The truth is that the infusion of Beatles songs works so well with the script that it’s almost amazing that no one ever did this before. Cirque du Soleil did create one of its Las Vegas shows around Beatles songs, and movies like Across the Universe have recognized the universality of emotion and experience in the Lennon/McCartney ouvre, but Shakespeare’s hilarious homage to love is a perfect marriage for the Fab Four. Cloran and company even manage to get “I Am the Walrus” to fit. (Goo goo g’joob.) The familiar songs invite us in while acting like pseudo-soliloquies, as in modern musicals, not only reflecting the mood but furthering the plot and revealing the desires and thoughts of the characters.
It isn’t only the songs, though, that make this show work so well. Cloran’s direction wrings every bit of comedy from Shakespeare’s writing. (This is probably the single funniest Shakespeare production I’ve ever seen.) Jonathan Hawley Purvis’s creative choreography makes every song come alive, and his comic fight choreography in the wrestling scenes is simply brilliant. And all of the actors—including the musicians—seem to be having a great time as well, and so will you. By the time that all of the various couples come together (sorry) for the massive quadruple wedding scene (which culminates in another clever Purvis movement), this cast and company have earned their long-standing ovation.

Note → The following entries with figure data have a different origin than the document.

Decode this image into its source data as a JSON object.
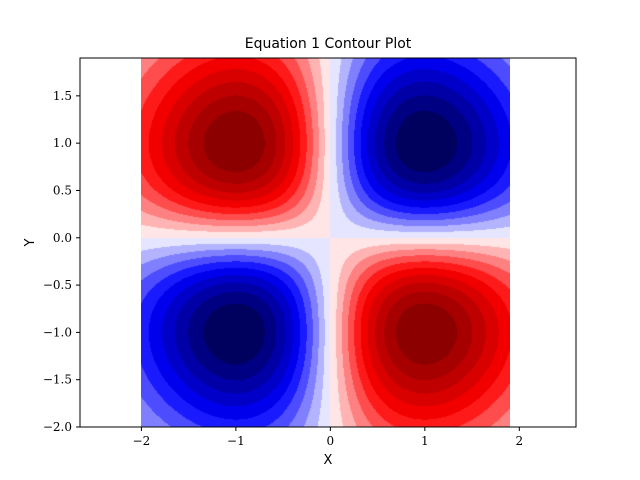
{
  "chart_data": {
    "type": "heatmap",
    "subtype": "filled-contour",
    "title": "Equation 1 Contour Plot",
    "xlabel": "X",
    "ylabel": "Y",
    "xlim": [
      -2.65,
      2.6
    ],
    "ylim": [
      -2.0,
      1.9
    ],
    "data_extent": {
      "x": [
        -2.0,
        1.9
      ],
      "y": [
        -2.0,
        1.9
      ]
    },
    "x_ticks": [
      -2,
      -1,
      0,
      1,
      2
    ],
    "x_tick_labels": [
      "−2",
      "−1",
      "0",
      "1",
      "2"
    ],
    "y_ticks": [
      -2.0,
      -1.5,
      -1.0,
      -0.5,
      0.0,
      0.5,
      1.0,
      1.5
    ],
    "y_tick_labels": [
      "−2.0",
      "−1.5",
      "−1.0",
      "−0.5",
      "0.0",
      "0.5",
      "1.0",
      "1.5"
    ],
    "colormap": "seismic",
    "levels": 20,
    "grid": false,
    "peaks": [
      {
        "x": -1.0,
        "y": 1.0,
        "sign": "minimum",
        "color": "dark-blue"
      },
      {
        "x": 1.0,
        "y": 1.0,
        "sign": "maximum",
        "color": "dark-red"
      },
      {
        "x": -1.0,
        "y": -1.0,
        "sign": "maximum",
        "color": "dark-red"
      },
      {
        "x": 1.0,
        "y": -1.0,
        "sign": "minimum",
        "color": "dark-blue"
      }
    ],
    "colors": {
      "negative_extreme": "#00004c",
      "negative": "#0000ff",
      "neutral": "#ffffff",
      "positive": "#ff0000",
      "positive_extreme": "#800000"
    }
  }
}
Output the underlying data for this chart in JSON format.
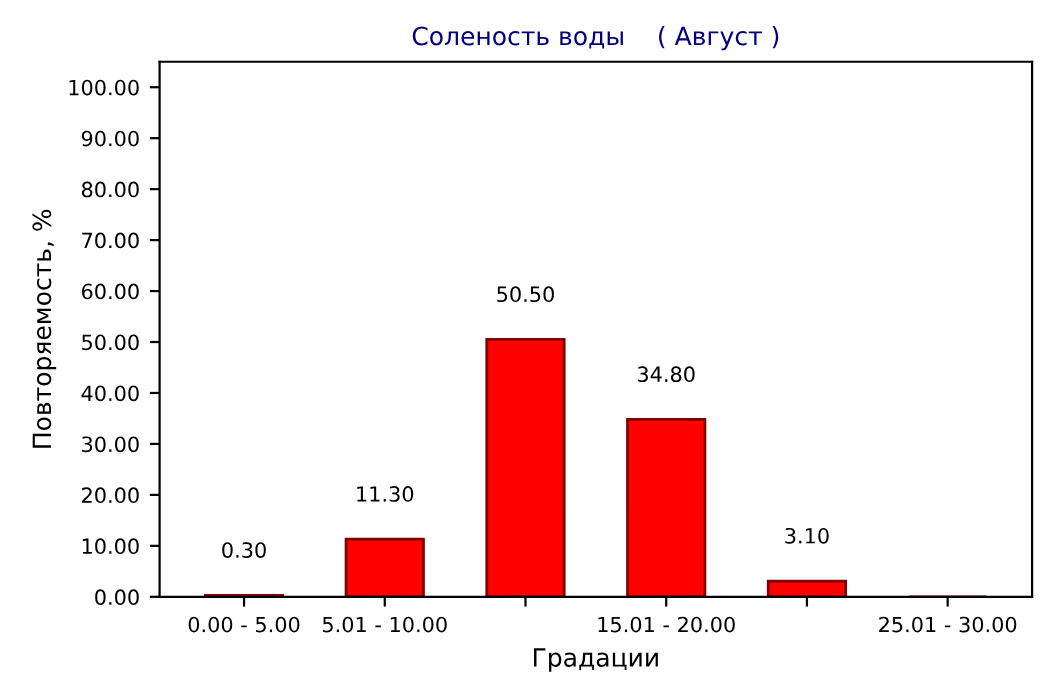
{
  "chart_data": {
    "type": "bar",
    "title": "Соленость воды    ( Август )",
    "xlabel": "Градации",
    "ylabel": "Повторяемость, %",
    "categories": [
      "0.00 - 5.00",
      "5.01 - 10.00",
      null,
      "15.01 - 20.00",
      null,
      "25.01 - 30.00"
    ],
    "values": [
      0.3,
      11.3,
      50.5,
      34.8,
      3.1,
      null
    ],
    "value_labels": [
      "0.30",
      "11.30",
      "50.50",
      "34.80",
      "3.10",
      null
    ],
    "color": "#ff0000",
    "ylim": [
      0,
      105
    ],
    "yticks": [
      {
        "value": 0,
        "label": "0.00"
      },
      {
        "value": 10,
        "label": "10.00"
      },
      {
        "value": 20,
        "label": "20.00"
      },
      {
        "value": 30,
        "label": "30.00"
      },
      {
        "value": 40,
        "label": "40.00"
      },
      {
        "value": 50,
        "label": "50.00"
      },
      {
        "value": 60,
        "label": "60.00"
      },
      {
        "value": 70,
        "label": "70.00"
      },
      {
        "value": 80,
        "label": "80.00"
      },
      {
        "value": 90,
        "label": "90.00"
      },
      {
        "value": 100,
        "label": "100.00"
      }
    ],
    "grid": false
  }
}
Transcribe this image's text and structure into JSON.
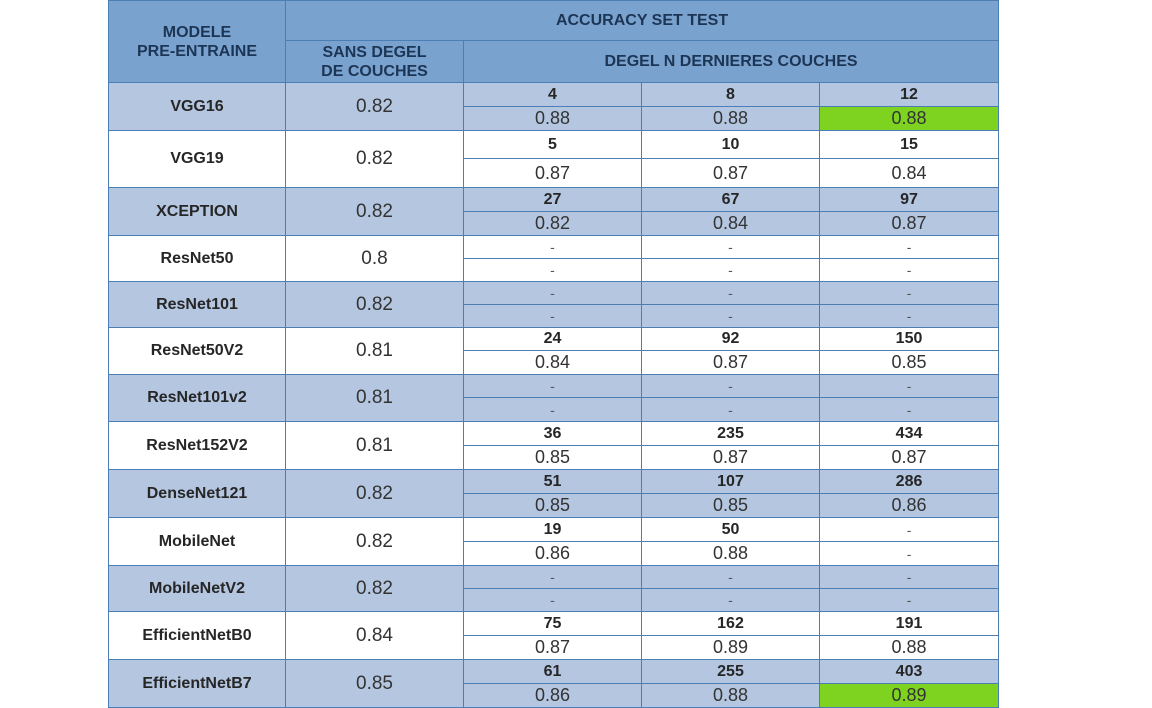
{
  "header": {
    "model_col": "MODELE\nPRE-ENTRAINE",
    "accuracy": "ACCURACY SET TEST",
    "no_unfreeze": "SANS DEGEL\nDE COUCHES",
    "unfreeze": "DEGEL N DERNIERES COUCHES"
  },
  "rows": [
    {
      "model": "VGG16",
      "base": "0.82",
      "n": [
        "4",
        "8",
        "12"
      ],
      "v": [
        "0.88",
        "0.88",
        "0.88"
      ],
      "best": [
        false,
        false,
        true
      ]
    },
    {
      "model": "VGG19",
      "base": "0.82",
      "n": [
        "5",
        "10",
        "15"
      ],
      "v": [
        "0.87",
        "0.87",
        "0.84"
      ],
      "best": [
        false,
        false,
        false
      ]
    },
    {
      "model": "XCEPTION",
      "base": "0.82",
      "n": [
        "27",
        "67",
        "97"
      ],
      "v": [
        "0.82",
        "0.84",
        "0.87"
      ],
      "best": [
        false,
        false,
        false
      ]
    },
    {
      "model": "ResNet50",
      "base": "0.8",
      "n": [
        "-",
        "-",
        "-"
      ],
      "v": [
        "-",
        "-",
        "-"
      ],
      "best": [
        false,
        false,
        false
      ]
    },
    {
      "model": "ResNet101",
      "base": "0.82",
      "n": [
        "-",
        "-",
        "-"
      ],
      "v": [
        "-",
        "-",
        "-"
      ],
      "best": [
        false,
        false,
        false
      ]
    },
    {
      "model": "ResNet50V2",
      "base": "0.81",
      "n": [
        "24",
        "92",
        "150"
      ],
      "v": [
        "0.84",
        "0.87",
        "0.85"
      ],
      "best": [
        false,
        false,
        false
      ]
    },
    {
      "model": "ResNet101v2",
      "base": "0.81",
      "n": [
        "-",
        "-",
        "-"
      ],
      "v": [
        "-",
        "-",
        "-"
      ],
      "best": [
        false,
        false,
        false
      ]
    },
    {
      "model": "ResNet152V2",
      "base": "0.81",
      "n": [
        "36",
        "235",
        "434"
      ],
      "v": [
        "0.85",
        "0.87",
        "0.87"
      ],
      "best": [
        false,
        false,
        false
      ]
    },
    {
      "model": "DenseNet121",
      "base": "0.82",
      "n": [
        "51",
        "107",
        "286"
      ],
      "v": [
        "0.85",
        "0.85",
        "0.86"
      ],
      "best": [
        false,
        false,
        false
      ]
    },
    {
      "model": "MobileNet",
      "base": "0.82",
      "n": [
        "19",
        "50",
        "-"
      ],
      "v": [
        "0.86",
        "0.88",
        "-"
      ],
      "best": [
        false,
        false,
        false
      ]
    },
    {
      "model": "MobileNetV2",
      "base": "0.82",
      "n": [
        "-",
        "-",
        "-"
      ],
      "v": [
        "-",
        "-",
        "-"
      ],
      "best": [
        false,
        false,
        false
      ]
    },
    {
      "model": "EfficientNetB0",
      "base": "0.84",
      "n": [
        "75",
        "162",
        "191"
      ],
      "v": [
        "0.87",
        "0.89",
        "0.88"
      ],
      "best": [
        false,
        false,
        false
      ]
    },
    {
      "model": "EfficientNetB7",
      "base": "0.85",
      "n": [
        "61",
        "255",
        "403"
      ],
      "v": [
        "0.86",
        "0.88",
        "0.89"
      ],
      "best": [
        false,
        false,
        true
      ]
    }
  ],
  "colors": {
    "header": "#7aa2cf",
    "stripe": "#b4c6e0",
    "border": "#4a7eb4",
    "best": "#7ed321"
  }
}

(I want to mention how wonderful Michael Dashefsky and Heidi Kettenring are as the put-upon shepherd Silvius and the object of his affection, the prideful Phoebe, but I’m so tired right now. It’s after 2 AM and I need some golden slumbers in my life.)
As You Like It runs through November 21. Tickets are available at www.chicagoshakes.com.
P.S. I love you. The end.
[I’m probably a Blue Meanie for mentioning this, but there are 24 titles hidden in this review, not counting “I Am the Walrus.” Did you see them all?]
In Romanticism, love is its OWN justification. “With a love like that, you know it can’t be bad” is the most romantic line written since Shakespeare.